游山之感
人生路正如这崎岖的上路,总会有山重水尽的时候,但是千万别灰心,柳暗花明的时刻总会到来。
世事就是如此奇妙,山外的人总想去山内寻找清静,而山内的人却总想去山外寻找繁华,而我这个山外的浮躁者,便属于向往大山的人。
山之灵,在于清静,在于野性。以前是去过一些山,而且还有各种动听的名讳,但从山里至山外,遍山全是攒动的人群,这哪还有山的魂魄,只不过是一躯壳而已。
诗人说:有的人活着,他已经死了。有的人死了,他还活着。或许,那些受人们敬仰的高山危壁便是那些死了的活人
今日端午,便邀约朋友去紫云山。至于为何名为紫云,这是不得而知的。只听说紫云山一谷底藏一紫云书院,颇为壮观,便怀着一种古之文人的热切,想探寻这古之书院的灵魂之所在。
下得车来,便慢慢远离了烦躁,朝着无尽的田野尽头走去。由于是阴天,天上雾气极大,虽拒山百米,却依旧模糊,只勉强看得出山体的轮廓,黑压压的一片,似暴雨未至时的先兆。
也许上天是注定要我走入这荒山的,也许上天是特意给我这个无用的人一丝清静。刚进的大道,却是有解放军搞军事演习的,因而不得不绕道而行,也便取了小道,途中绕过一些古老的坟墓,便从未加装饰的山道上摸入山来。山道不比台阶,光滑舒适,它的地面是凸凹不平的,因此走起来便十分出力,但我和友人却不感觉十分劳累,便互相调侃着说:这才是真正的爬山吗?于是两人兴致勃勃,登得山来,并于一陡峭处,弃了山路,直取其上。
如此之行,我们便进的深山来,山路两旁长满了各种各样的杂木,除了杨槐,桐树,柳树,其他的我一律不知其名。山清静灵逸,只听得见山鸡及各种鸟儿的妙音,却不见鸟儿的身影。
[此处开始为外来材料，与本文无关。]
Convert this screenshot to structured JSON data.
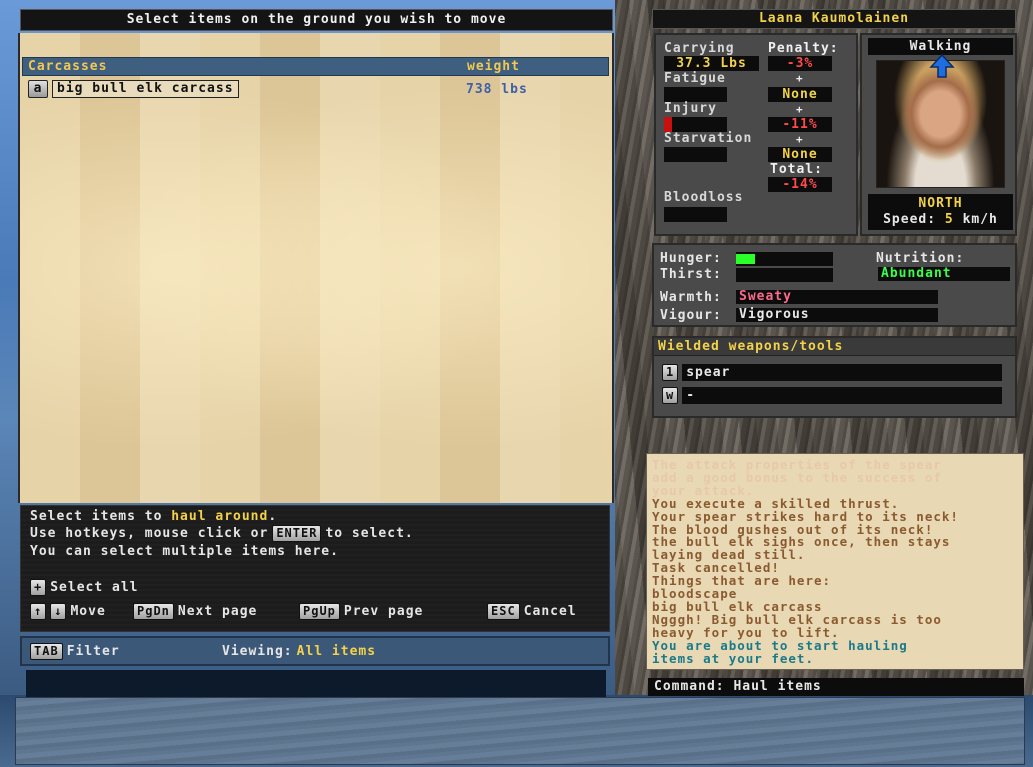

走着走着,不知不觉中便迷了路,但此荒山野岭,何处去问的人家。而此时,我们俩却已在山中走的近两个小时。谁知友人仍是兴致勃勃,并拣了一根木棍拄着,边走边吟唱道,竹仗芒鞋轻胜马,谁怕,一蓑烟雨任平生。我慨叹道:看来,你还真有东坡居士的豪放了。不先把命给送出去,你还高歌。友人只是笑,却并未说得一字。
辗转几十里,空翻三座山,总算保住了这低微的生命。去了紫云书院,拜访了孔圣人,后来便取大道而下山,思量一下,这一天竟然如此的空阔。
奇景随去,俯身思量:人之生也,当如爬山,其路途之遥,坎坷着,平顺者同存。坎坷之不顺,为心中之不平,心平则气顺,而万物皆顺我。山有正道,众夫之所取,从之而上,未有新意,路途之所见,只大众而已,虽顺势,却无聊之至。
勿因恶小而为之,勿因善小而不为,由此而推出,勿因坎坷而悲桑,勿因平顺而迁喜,人生百态,只需努力而上,其目的而一,其路途可分见也。